Sainte-Croix (Djama-Berani)

Cette mosquée très ancienne, (il en est déjà fait mention en un acte de l'année 1653) (Devoulx), portait le nom de Djama-el-Kasba-Berani, c'est-à dire : mosquée de la Casbah pour les gens de l'extérieur. Elle fut restaurée par le Dey Hussein. Son minaret reçut des décorations d'émail. L'armée, avons-nous dit précédemment, à Monuments Religieux occupés, s'en servit jusqu'en 1839.
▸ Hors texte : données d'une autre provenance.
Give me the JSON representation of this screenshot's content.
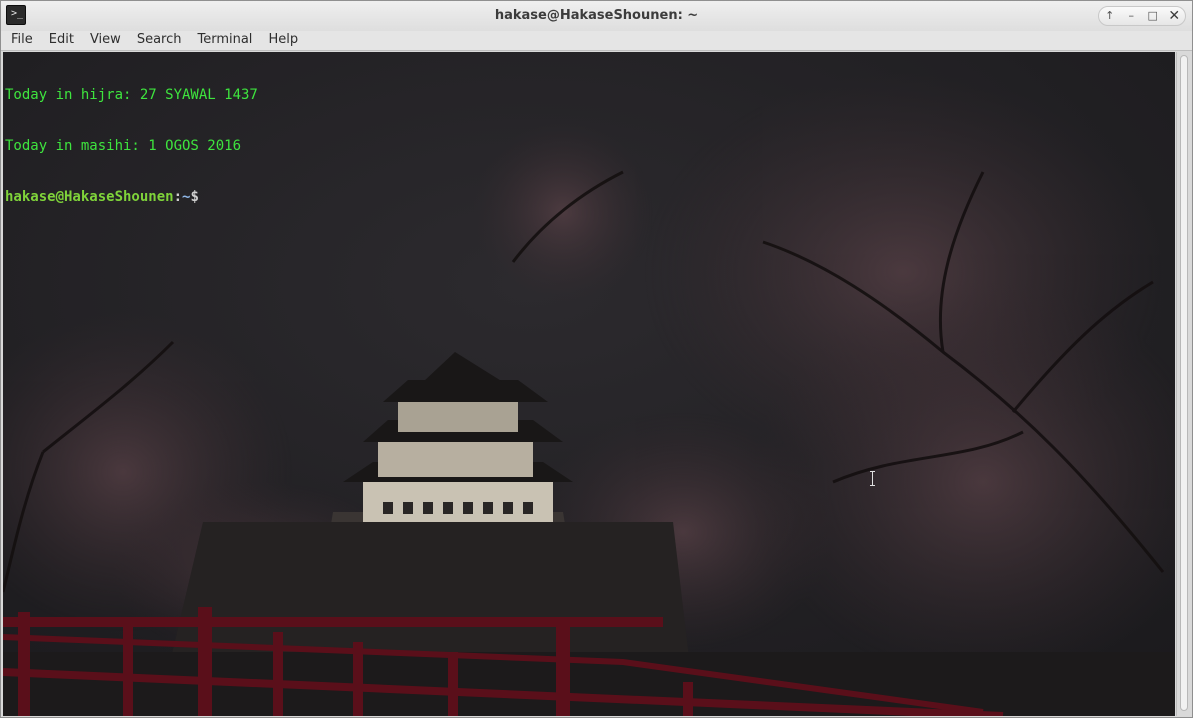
{
  "window": {
    "title": "hakase@HakaseShounen: ~",
    "app_icon": "terminal-icon",
    "controls": [
      "up-arrow-icon",
      "minimize-icon",
      "maximize-icon",
      "close-icon"
    ],
    "control_glyphs": {
      "up": "↑",
      "min": "–",
      "max": "□",
      "close": "✕"
    }
  },
  "menubar": {
    "items": [
      "File",
      "Edit",
      "View",
      "Search",
      "Terminal",
      "Help"
    ]
  },
  "terminal": {
    "lines": [
      "Today in hijra: 27 SYAWAL 1437",
      "Today in masihi: 1 OGOS 2016"
    ],
    "prompt": {
      "user_host": "hakase@HakaseShounen",
      "colon": ":",
      "path": "~",
      "symbol": "$"
    },
    "colors": {
      "output_green": "#3ee43e",
      "prompt_user": "#7fd33a",
      "prompt_path": "#8fb8e8"
    },
    "background": "night castle with cherry blossoms and red bridge (dimmed wallpaper)"
  }
}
Remise en fut faite alors aux Domaines. Le 3 mai de cette année, elle devint, on l'a vu, église chrétienne sous le vocable de Sainte-Croix.

Devant sa porte croissait un figuier aux branches duquel on trouva suspendu en 1830, des têtes d'esclaves chrétiens. Le clergé fit abattre cet arbre, du bois duquel fut fait le tabernacle de l'église (ainsi que plusieurs croix).

Au début de son épiscopat, Mgr Dupuch avait formé le projet - qui ne devait être réalisé - de faire fondre la Consulaire (1Canon à la bouche duquel périt le Père Levacher, en 1685.) d'où il désirait que des cloches fussent tirées, qu'il destinait à cette église et aux autres temples catholiques de la ville.

Une statue de la Vierge, offerte par une congrégation de Lyon, fut érigée à Sainte-Croix, sur une colonne provenant de Rusguniae.

Le chemin de Croix de cette église fut offert par un soldat du corps des Zouaves et inauguré le 20 juillet 1835, par Mgr Dupuch.

Ajoutons qu'avant la concession de cette ancienne mosquée au clergé, Mgr Dupuch avait demandé, mais en vain, Djama-Djedid. Ce prélat avait aussi sollicité, en 1846, la mosquée Sidi-Abd-er-Rahman, qu'il voulait consacrer à Notre-Dame de la Délivrance.